Further excavation was conducted by the Bureau of American Ethnology, and many archaeologists and geologists interested in the history and antiquity of man in America visited the site after its discovery. Thomas Chrowder Chamberlin was a notable geologist who put many efforts into examination of the Lansing Man site.

The remains were found beneath twenty feet of undisturbed deposits, and the geological strata in which the remains lay was dated to anywhere between 10,000 and 35,000 years old, predating the last ice age. The skull was well preserved, and its structure was nearly identical to that of Native Americans that previously inhabited the region.

==Controversy==
The details pertaining to the discovery of Lansing Man created controversy over the antiquity of the remains. Depending on whether morphological or geological evidence was taken into account, different conclusions could be made about dating of the Lansing Man skeletal remains.

The geological strata in which the remains lay was dated to anywhere between 10,000 and 35,000 years old, predating the last ice age. From a geological dating standpoint, this evidence suggested that the skeletal remains dated back to the glacial period. This information would make the remains a significant finding on the grounds that the glacial period was a time when, previously, no humans were known to inhabit North America.

Observing the structure of the skull, its characteristics were nearly identical to that of the indigenous people of the region. From a morphological standpoint, scientists argued that it was highly unlikely that a species could last through an entire geological period (several thousands of years) without any evolutionary modifications or changes.

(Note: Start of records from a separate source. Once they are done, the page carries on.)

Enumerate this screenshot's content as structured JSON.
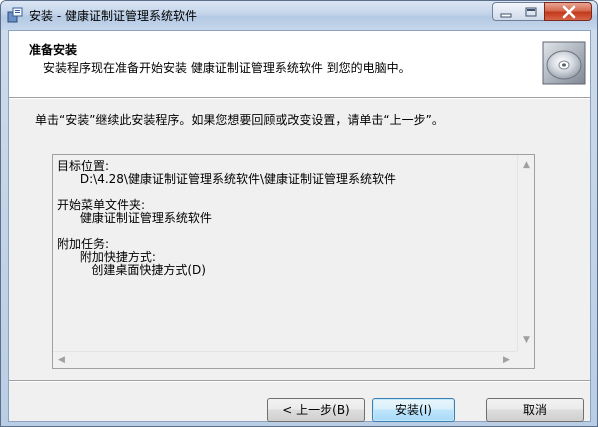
{
  "window": {
    "title": "安装 - 健康证制证管理系统软件"
  },
  "header": {
    "title": "准备安装",
    "subtitle": "安装程序现在准备开始安装 健康证制证管理系统软件 到您的电脑中。",
    "icon": "cd-disc-icon"
  },
  "instruction": "单击“安装”继续此安装程序。如果您想要回顾或改变设置，请单击“上一步”。",
  "summary": {
    "lines": [
      "目标位置:",
      "      D:\\4.28\\健康证制证管理系统软件\\健康证制证管理系统软件",
      "",
      "开始菜单文件夹:",
      "      健康证制证管理系统软件",
      "",
      "附加任务:",
      "      附加快捷方式:",
      "         创建桌面快捷方式(D)"
    ]
  },
  "buttons": {
    "back": "< 上一步(B)",
    "install": "安装(I)",
    "cancel": "取消"
  }
}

Based on this perspective, the significance of the remains was dismissed by most archaeologists as the skeletons were assumed by most not to be as old as the strata in which they were buried.

Currently, the Lansing Man remains belong to a curator of the Kansas City Museum, Mr. M. C. Long, whom had the remains carefully prepared and placed in the United States National Museum.

==Later findings==
In 1973, further analysis was performed on the skeletal remains. William Bass, a staff member of the Department of Anthropology at the University of Tennessee, had Carbon-14 testing conducted on bones of the lower limbs at multiple laboratories. An average of the results from the testing dated the bones to 3579 B.C. These findings suggest that the remains are from the Early Middle Archaic, rather than the Paleoindian. Although the "Lansing Man" skeletal remains are not as old as some initially believed, they still remain the oldest human skeletons from Kansas.